Michael W. O'Neill, Cullen Distinguished Professor of Civil Engineering, has been informed by the American Society of Civil Engineers that he will be the recipient of the Martin S. Kapp Award this November at the organization's annual conference in Nashville.

This national ASCE award is given not more often than annually to "an individual on the basis of the best example of innovative or outstanding design or construction of foundations, earthworks, retaining structures or underground construction. Emphasis is placed on constructed works in which serious difficulties were overcome or substantial economies were achieved."

"This is a special honor for me," says O'Neill. "I am now in a way personally connected to the World Trade Center disaster."

This connection is partly due in part to the fact that O'Neill was scheduled to give the Martin S. Kapp Lecture to the New York Metropolitan Section of the ASCE in 2001. However, the lecture schedule was set back by the events and aftermath of September 11, 2001. "Many of the officers of that ASCE Section were involved in the World Trade Center disaster management," O'Neill remembers.

Making the connection even stronger, O'Neill's award is in memory of Martin S Kapp, a geotechnical engineer who was the Chief Engineer responsible for managing the design and construction of the World Trade Center in the early 1970s.

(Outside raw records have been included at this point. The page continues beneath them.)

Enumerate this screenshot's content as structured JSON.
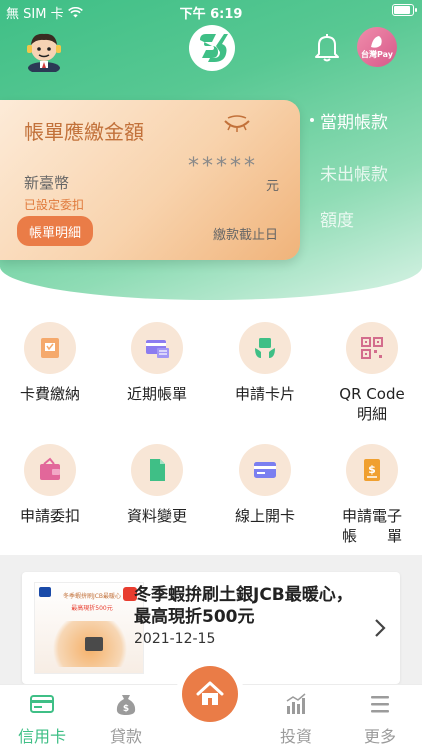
{
  "status_bar": {
    "carrier": "無 SIM 卡",
    "time": "下午 6:19",
    "battery_level": 0.95
  },
  "header": {
    "logo_icon": "ks-logo-icon",
    "bell_icon": "bell-icon",
    "pay_badge": "台灣Pay"
  },
  "bill_card": {
    "title": "帳單應繳金額",
    "currency": "新臺幣",
    "amount_masked": "*****",
    "unit": "元",
    "autopay_status": "已設定委扣",
    "detail_button": "帳單明細",
    "deadline_label": "繳款截止日"
  },
  "side_tabs": [
    {
      "label": "當期帳款",
      "active": true
    },
    {
      "label": "未出帳款",
      "active": false
    },
    {
      "label": "額度",
      "active": false
    }
  ],
  "menu": {
    "row1": [
      {
        "label": "卡費繳納",
        "icon": "payment-icon"
      },
      {
        "label": "近期帳單",
        "icon": "bill-icon"
      },
      {
        "label": "申請卡片",
        "icon": "card-hand-icon"
      },
      {
        "label": "QR Code\n明細",
        "icon": "qr-code-icon"
      }
    ],
    "row2": [
      {
        "label": "申請委扣",
        "icon": "wallet-icon"
      },
      {
        "label": "資料變更",
        "icon": "document-icon"
      },
      {
        "label": "線上開卡",
        "icon": "credit-card-icon"
      },
      {
        "label": "申請電子\n帳　　單",
        "icon": "e-bill-icon"
      }
    ]
  },
  "news": {
    "title": "冬季蝦拚刷土銀JCB最暖心，最高現折500元",
    "date": "2021-12-15",
    "thumb_caption": "冬季蝦拚刷JCB最暖心",
    "thumb_sub": "最高現折500元"
  },
  "tabbar": {
    "items": [
      {
        "label": "信用卡",
        "icon": "credit-card-icon",
        "active": true
      },
      {
        "label": "貸款",
        "icon": "money-bag-icon",
        "active": false
      },
      {
        "label": "投資",
        "icon": "chart-icon",
        "active": false
      },
      {
        "label": "更多",
        "icon": "menu-icon",
        "active": false
      }
    ],
    "home_icon": "home-icon"
  },
  "colors": {
    "brand_green": "#3fbf86",
    "accent_orange": "#ea7c47",
    "icon_bg": "#f8e6d6"
  }
}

The Port Authority established the Kapp Award in memoriam after Kapp died of a heart attack before he actually saw that project completed.

O'Neill, who holds a Ph.D. from the University of Texas at Austin, has 40 years of experience in applied research and consulting in deep foundations, soil properties, engineering design and field testing of foundation systems. He has won numerous honors and awards, including being named the 1998 Karl Terzaghi Lecturer for the American Society of Civil Engineers. He was only the fifth university professor to receive a Distinguished Service Award (2002) from the Deep Foundations Institute in that award's 22-year history.

In addition, O'Neill has published more than 200 papers and peer-reviewed reports on foundations and soil mechanics since 1964. He is the co-author of a reference book on foundations for vibrating machines and the current Federal Highway Administration manual on drilled shafts.